Regulators will expect to draw on reviews conducted by external auditors – so these independent reviews will bring stark relief. As we approach crunch time, the divergence between expectation and reality is going to become more obvious and more uncomfortable.
ADAPTABILITY IS THE LITMUS TEST
Adaptability has a symbiotic relationship with all of the other BCBS 239 principles. We must embrace change through the entire lifecycle of our risk data aggregation and risk reporting – not (particularly) because the regulators say so, but because change is our reality now. Whether it’s new correlations, new concentration risk, unexpected events or major new calculations – such as the shift to Expected Shortfall from VaR – an end is not even vaguely in sight.

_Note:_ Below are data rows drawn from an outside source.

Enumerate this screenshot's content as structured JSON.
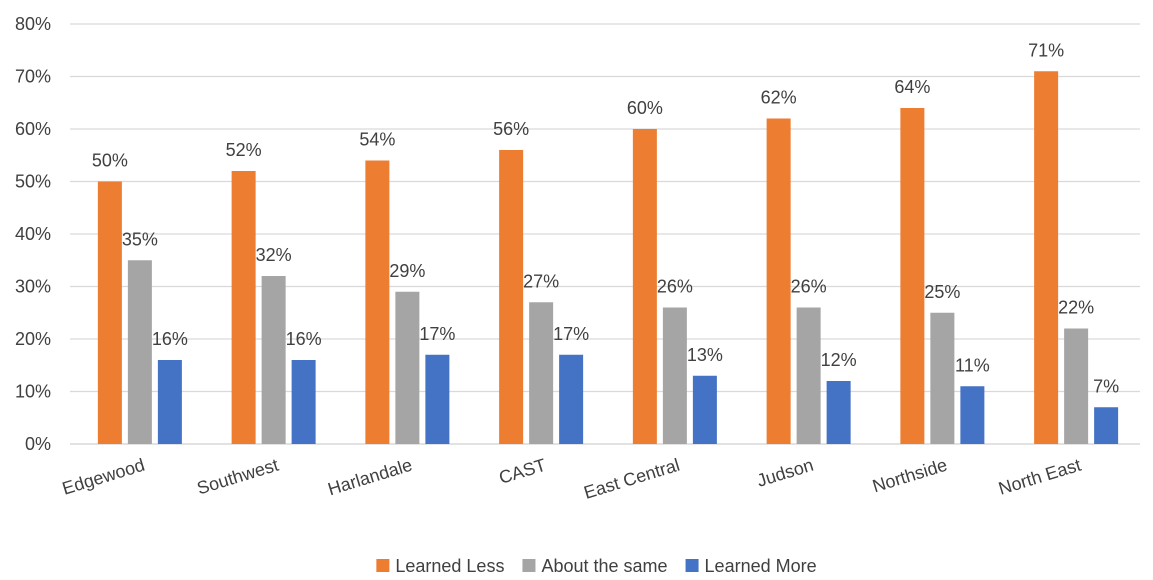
{
  "chart_data": {
    "type": "bar",
    "categories": [
      "Edgewood",
      "Southwest",
      "Harlandale",
      "CAST",
      "East Central",
      "Judson",
      "Northside",
      "North East"
    ],
    "series": [
      {
        "name": "Learned Less",
        "color": "#ED7D31",
        "values": [
          50,
          52,
          54,
          56,
          60,
          62,
          64,
          71
        ],
        "labels": [
          "50%",
          "52%",
          "54%",
          "56%",
          "60%",
          "62%",
          "64%",
          "71%"
        ]
      },
      {
        "name": "About the same",
        "color": "#A5A5A5",
        "values": [
          35,
          32,
          29,
          27,
          26,
          26,
          25,
          22
        ],
        "labels": [
          "35%",
          "32%",
          "29%",
          "27%",
          "26%",
          "26%",
          "25%",
          "22%"
        ]
      },
      {
        "name": "Learned More",
        "color": "#4472C4",
        "values": [
          16,
          16,
          17,
          17,
          13,
          12,
          11,
          7
        ],
        "labels": [
          "16%",
          "16%",
          "17%",
          "17%",
          "13%",
          "12%",
          "11%",
          "7%"
        ]
      }
    ],
    "yticks": [
      "0%",
      "10%",
      "20%",
      "30%",
      "40%",
      "50%",
      "60%",
      "70%",
      "80%"
    ],
    "ylim": [
      0,
      80
    ],
    "grid": true,
    "legend": "bottom"
  }
}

Riskcare’s approach is to test all the principles by changing requirements to see how a system responds. These changes fulfil both explicitly required capability (as the regulation states: ‘A bank’s risk data aggregation capabilities should be flexible and adaptable to meet ad hoc data requests, as needed, and to assess emerging risks’) and implicit capability (and again: ‘The group structure should not hinder risk data aggregation capabilities at a consolidated level or at any relevant level within the organisation… In particular, risk data aggregation capabilities should be independent from the choices a bank makes regarding its legal organisation and geographical presence.’)
A STRUCTURED APPROACH TO MEASUREMENT
Underneath it all, BCBS 239 is very simple. It requires answers to the following:
'Do you have all the data you need to manage your risk?'
'Yes? Are you really sure about that?'
'Can you prove it?'
The regulation provides a structure of 11 principles by which you should be able to measure and prove the quality of both your risk data and your processes to aggregate and report that data.
None of these principles are rocket science. They're best practice approaches to data management of any volume. The scariness comes when we start to assess just how far away from them we can be. Every corner that has been cut over the past 20 years has taken us further from these practices – and in some cases we didn’t just cut the corner….
The more we adhere to these principles, the easier – and crucially, faster and most cost effectively – it will be to comply to shinier, fashionable regulations such as FRTB.